ARTS, CRAFTS, AND ACTIVITIES

From Preschool Express, Trains is a collection of simple train-based art projects and games for little kids.
Printable Train Craft has nice templates for engine, cars, and caboose, to color and assemble.
From First Palette, Circus Train is a great papercraft project in which kids assemble a terrific circus train, complete with animals. Included are printable templates, but kids may have more fun making their own.
From Artists Helping Children, Train Crafts for Kids has a long list of projects, among them cardboard box trains, an egg-carton train, a recycled train (save tin cans), a crocheted train, and more.
From Melissa & Doug, the Decorate Your Own Train kit includes a chunky unpainted wooden locomotive with instructions, paints, and decals.
Ed Emberley’s Drawing Book of Trucks and Trains (Little, Brown, 2005) is a step-by-step instruction book in which simple shapes are combined to turn out a series of fantastic trains and trucks.
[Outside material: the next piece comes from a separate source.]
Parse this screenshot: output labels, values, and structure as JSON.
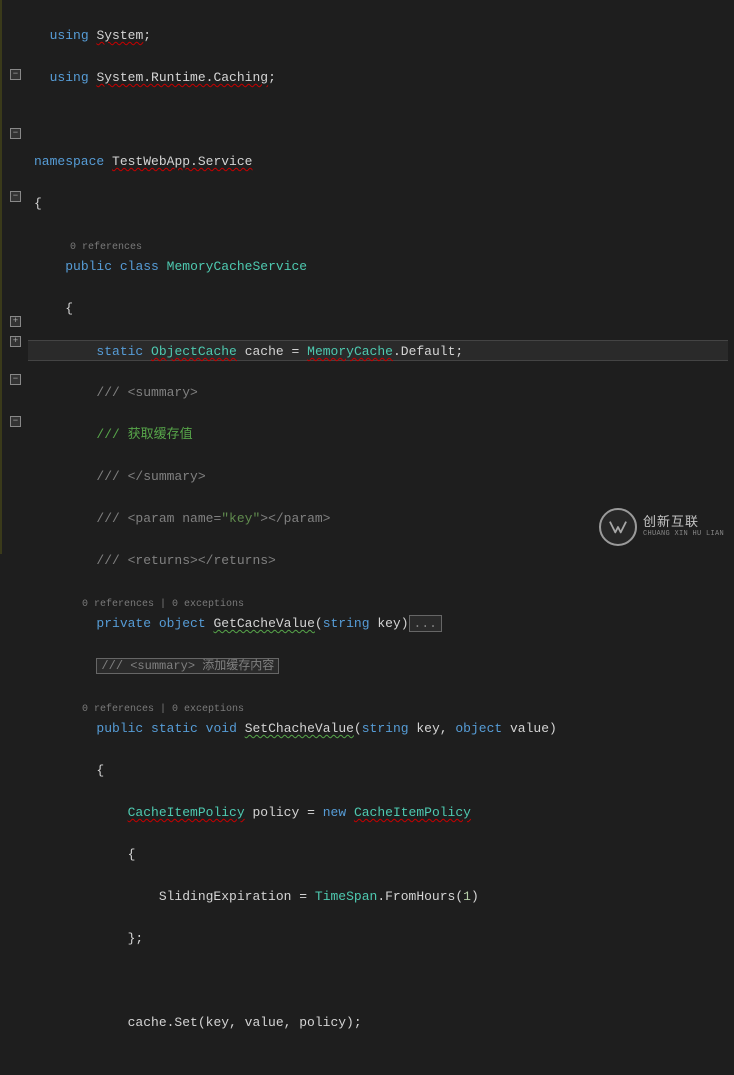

For artists ages 7-10.

From Days of Wonder, Ticket to Ride is a cool train card game, in which players collect illustrated train cards and use them to complete routes between cities (while avoiding train robbers).  The game includes 96 train cards, 46 destination cards, and a rules booklet. For 2-4 players ages 8 and up.

MODEL TRAINS

From Chicago’s Museum of Science and Industry, the Great Train Story is an account of the museum’s famous model railroad exhibit (20 trains, 1400 feet of track). Check out the video.
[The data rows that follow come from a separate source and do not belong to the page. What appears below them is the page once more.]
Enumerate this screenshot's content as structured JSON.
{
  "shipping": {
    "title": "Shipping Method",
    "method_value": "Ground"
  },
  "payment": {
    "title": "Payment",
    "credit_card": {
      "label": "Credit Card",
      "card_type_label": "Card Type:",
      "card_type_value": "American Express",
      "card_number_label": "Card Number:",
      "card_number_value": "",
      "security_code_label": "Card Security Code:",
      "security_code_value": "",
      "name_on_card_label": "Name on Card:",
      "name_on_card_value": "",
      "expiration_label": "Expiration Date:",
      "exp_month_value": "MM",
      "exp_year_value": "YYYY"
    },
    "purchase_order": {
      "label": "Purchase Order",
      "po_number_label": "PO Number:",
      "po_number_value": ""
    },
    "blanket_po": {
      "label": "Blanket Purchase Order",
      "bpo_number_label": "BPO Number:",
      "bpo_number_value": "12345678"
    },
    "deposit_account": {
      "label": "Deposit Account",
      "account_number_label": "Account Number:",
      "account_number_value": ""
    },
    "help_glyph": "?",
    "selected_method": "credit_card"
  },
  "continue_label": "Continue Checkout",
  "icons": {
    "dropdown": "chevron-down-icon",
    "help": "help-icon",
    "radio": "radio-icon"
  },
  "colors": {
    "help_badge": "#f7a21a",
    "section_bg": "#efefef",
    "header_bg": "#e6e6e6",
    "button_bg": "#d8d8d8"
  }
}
Lionel, still the primo name in model trains, sells dozens of train sets and accoutrements for beginners on up.
Visit Hobbylinc for dozens of train sets, including wooden train sets and tracks for younger train fans.
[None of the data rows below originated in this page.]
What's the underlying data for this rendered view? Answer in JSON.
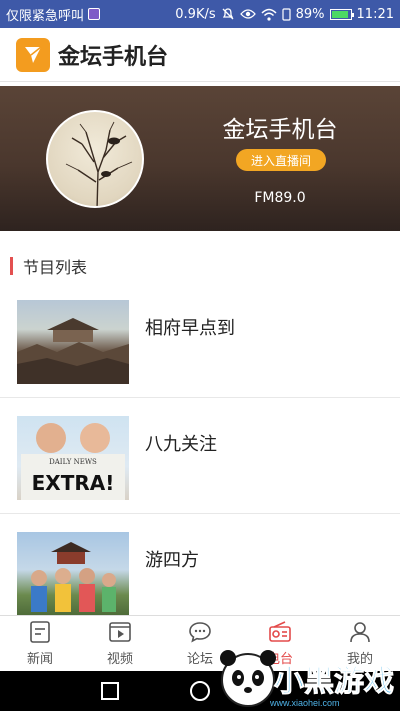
{
  "status_bar": {
    "left_text": "仅限紧急呼叫",
    "net_speed": "0.9K/s",
    "battery_percent": "89%",
    "battery_level": 0.89,
    "time": "11:21",
    "icons": [
      "sim-icon",
      "mute-icon",
      "eye-icon",
      "wifi-icon",
      "phone-icon",
      "battery-icon"
    ]
  },
  "header": {
    "app_title": "金坛手机台",
    "logo_icon": "paper-plane-icon",
    "logo_color": "#f39c1f"
  },
  "banner": {
    "station_name": "金坛手机台",
    "live_button_label": "进入直播间",
    "frequency": "FM89.0",
    "photo": "birds-on-branches-illustration"
  },
  "section": {
    "title": "节目列表",
    "accent_color": "#e35050"
  },
  "programs": [
    {
      "name": "相府早点到",
      "thumb": "ancient-town-rooftops-photo"
    },
    {
      "name": "八九关注",
      "thumb": "newspaper-readers-photo",
      "thumb_text": [
        "DAILY NEWS",
        "EXTRA!"
      ]
    },
    {
      "name": "游四方",
      "thumb": "tourists-at-pavilion-photo"
    }
  ],
  "tabbar": {
    "active_color": "#e34a4a",
    "tabs": [
      {
        "label": "新闻",
        "icon": "news-icon",
        "active": false
      },
      {
        "label": "视频",
        "icon": "video-icon",
        "active": false
      },
      {
        "label": "论坛",
        "icon": "chat-icon",
        "active": false
      },
      {
        "label": "电台",
        "icon": "radio-icon",
        "active": true
      },
      {
        "label": "我的",
        "icon": "user-icon",
        "active": false
      }
    ]
  },
  "watermark": {
    "brand": "小黑游戏",
    "domain": "www.xiaohei.com"
  }
}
The Jensen Dry Fuel Steam Engine is a terrific little working replica of an 18th-century steam engine, of the sort used to propel early locomotives. The engine comes in pieces, which must be assembled using a few basic tools (hammer, screwdriver, and pliers); once completed, it’s about eight inches tall, equipped with nickel-plated boiler, throttle valve, ear-piercing whistle, water gauge, and safety valve. The engine runs on dry fuel pellets, which are safe and simple to use. This is one marvelous little machine. Unfortunately it’s also expensive – prices range around $100 – but a worthwhile investment for a truly enthusiastic family of budding engineers.
The National Toy Train Museum has information on getting started with model railroads (for younger kids and teens), sources for model railroad supplies, activities, and reading lists.